How does such 'sectarian cleansing' manifest itself, particularly in the central and western parts of Iraq? Last month alone, for instance, hundreds of men were kidnapped, tortured and executed in Baghdad - with their corpses often surfacing in garbage bins, drainage ditches, minibuses and pickup trucks. No wonder then that the homicide rate has tripled from 11 to 33 a day according to military officials. In fact, a trip to Baghdad's famous spice market, Rasheed Street, would show idle shop-keepers with no custom. Besides, people are fleeing the "dangerous zones", and the provincial prices or rents - in traditionally cheap places like Nasiriyah - are now skyrocketing in unaffordable leaps.

What truly alarms me most with such murders is their sheer impunity. As Mahmoud Othman, a Kurdish Member of Parliament, indicated to the New York Times on 26 th March, there are atrocities on each side. However, he then qualified, 'But what is different is when Shi'ites get killed by suicide bombs, everyone comes together to fight the Sunni terrorists. When Shi'ites kill Sunnis, there is no response, because much of this killing is done by militias connected to the government.' Indeed, the human rights office of the Iraqi Islamic Party, a mostly Sunni group, has catalogued more than 340 cases of Sunni men and a few Sunni women who were kidnapped and killed since the 22 nd of February [when the Shi'ite Askariya shrine in Samarra was wantonly destroyed by a suicide bomber] that unleashed a wave of sectarian fury that until then had been bubbling just beneath the surface. In fact, the Shi'ite Badr organisation and the Mahdi Army , the all-black foot soldiers of the Shi'ite cleric Moktada al-Sadr, were blamed for much of the bloodshed. Today, people are even singling out their Sunni or Shi'ite targets according to slight regional differences in accent, dress sense and name.

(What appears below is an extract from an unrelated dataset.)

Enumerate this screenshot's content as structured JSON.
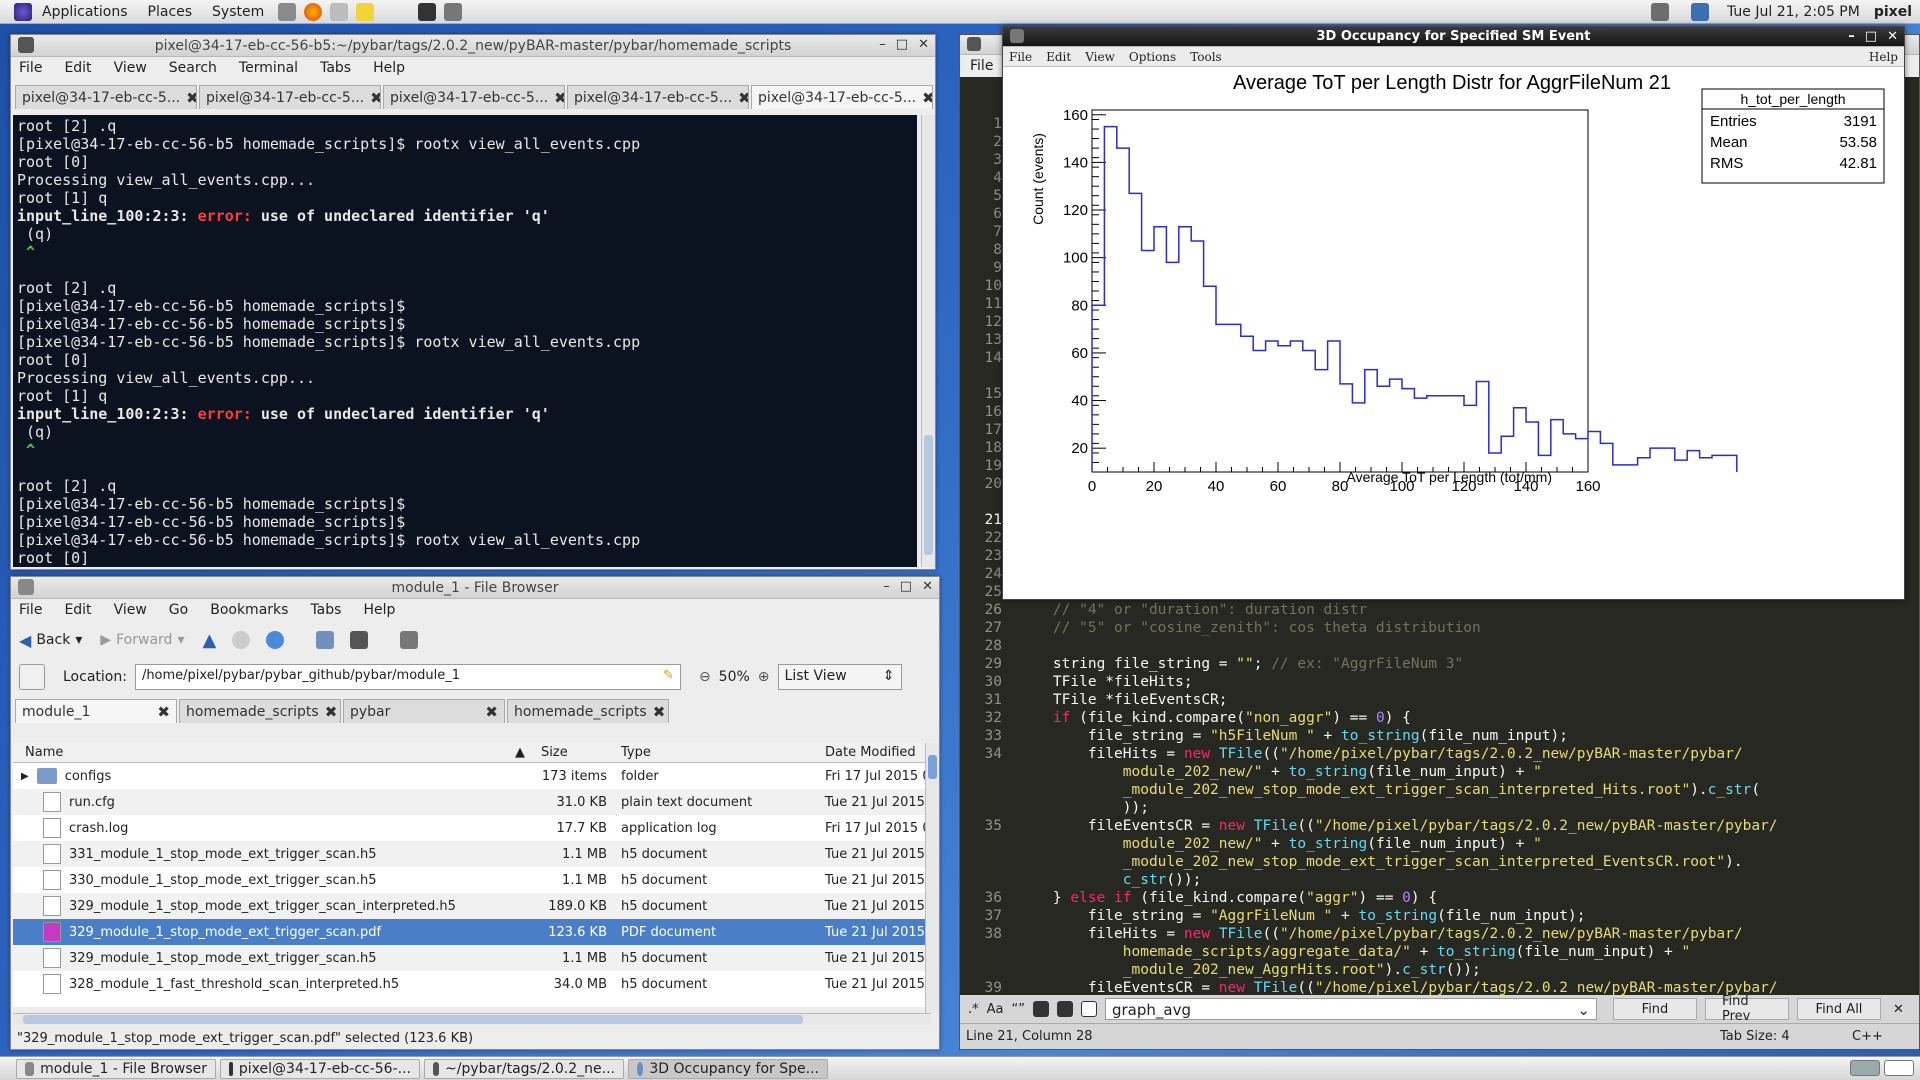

Another element exacerbating the situation on the ground is the anti-insurgent US operations against urban areas. Those operations are at times in breach of the 'doctrine of distinction' that separates civilians from combatants - as highlighted by the Geneva Conventions. Britain learnt as far back as the Boer War, and later in Malaya and Kenya, that insurgencies cannot be defeated, only doused down and eventually ended through political settlements. Area bombings, whether accidental or otherwise, would strengthen the murderous resolve of all those parties trying to further unsettle Iraq today.

As the film Syriana suggests, am I therefore to conclude that the self-evident woes facing Iraq today are due to a Western gluttony for Middle Eastern oil and to geo-political domination? To some palpable extent, this is perhaps true. But I still maintain that the rationale - and with it the tools - for extricating Iraq from its nasty and unravelling chaos is unnervingly clear. It would necessitate a politically-adept dual approach. On the one hand, there should be a credible and concerted effort to improve the lives of the Iraqi people in their daily existential needs - from water, electricity and the sewage system to prices, employment and security. On the other hand, there is an equally parallel need for the Iraqi political parties to come together in a national unity government that rises above factionalism and nurtures the broader interests of the country. Here, the Kurdish political parties must commit their considerable political leverage and experience to help improve the overall situation and coax the country back together. I must confess that all this requires an almost axiomatic paradigm shift. But in some sense this is the eleventh hour for Iraq, and my question today is whether it would draw back from the brink of self-surrender, or it would rather continue to move forward only to lurch backward?